Phil Jackson revealed that the Los Angeles Lakers briefly -- very briefly -- considered swapping Kobe Bryant for Grant Hill during the 1999-2000 season.
That trade -- a deal that would've changed the course of recent NBA history -- was never close to consummation, according to Jackson.
It came about because Bryant wasn't happy with the idea of coming off of the bench early in the 1999-2000 season -- Jackson's first with the Lakers -- and requested a trade.
"For a few minutes, I thought about taking the Pistons up on an offer they made to trade Kobe for Grant Hill. Make that a few seconds," Jackson told his friend, Charley Rosen, in an interview published Friday for Today's Fastbreak.
Bryant, of course, would develop into one of the top players of all time, winning five titles along the way. Hill, who is nearly six years older than Bryant, had shown, at that point, the promise to be one of the top players of his era. But debilitating injuries derailed his career. Had it gone through, the Bryant-Hill trade would have altered Jackson's legacy and the history of the NBA. But Jackson said the Lakers never seriously considered the offer.
"The thing was that Kobe already saw himself as being one of the greatest players in the history of the NBA. I thought that, in time, he would indeed reach that goal.

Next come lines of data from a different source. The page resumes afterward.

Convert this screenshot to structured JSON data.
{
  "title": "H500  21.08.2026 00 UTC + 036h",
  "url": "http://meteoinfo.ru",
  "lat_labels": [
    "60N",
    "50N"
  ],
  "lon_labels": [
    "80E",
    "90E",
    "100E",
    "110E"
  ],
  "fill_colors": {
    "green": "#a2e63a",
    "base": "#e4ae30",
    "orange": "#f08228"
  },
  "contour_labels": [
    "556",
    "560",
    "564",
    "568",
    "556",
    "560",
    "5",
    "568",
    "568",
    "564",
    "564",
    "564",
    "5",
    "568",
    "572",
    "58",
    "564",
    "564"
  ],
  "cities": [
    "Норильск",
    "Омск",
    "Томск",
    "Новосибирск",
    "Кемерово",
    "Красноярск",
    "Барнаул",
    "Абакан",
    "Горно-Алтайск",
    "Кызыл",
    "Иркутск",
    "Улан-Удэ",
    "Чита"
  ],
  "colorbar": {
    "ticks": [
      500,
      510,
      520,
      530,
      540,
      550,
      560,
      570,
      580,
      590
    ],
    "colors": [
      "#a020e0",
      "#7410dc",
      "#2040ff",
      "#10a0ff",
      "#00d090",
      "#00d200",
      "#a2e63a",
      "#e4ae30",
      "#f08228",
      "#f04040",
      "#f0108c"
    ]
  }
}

"Anyway, he was not going to be traded," Jackson said in the Today's Fastbreak piece, in which he also mixed up the chronology of his run with the Lakers. "So we'd talk about being patient, and letting the game come to him. But Kobe would sometimes still go off on his own, disregarding the offense and trying to single-handedly take over the game. When I called him on this, he'd say that for us to keep on winning, there was a lot for him to do."
This was just one example of the not-always-rosy relationship between Bryant and Jackson. Jackson has detailed many of his run-ins with Kobe in his books, and he gives an overview of his relationship with the recently retired Lakers star in the Today's Fastbreak piece. Jackson and Bryant developed a mutual respect and admiration for one another as time passed.
"I’ll miss him, and the game will miss him," Jackson said.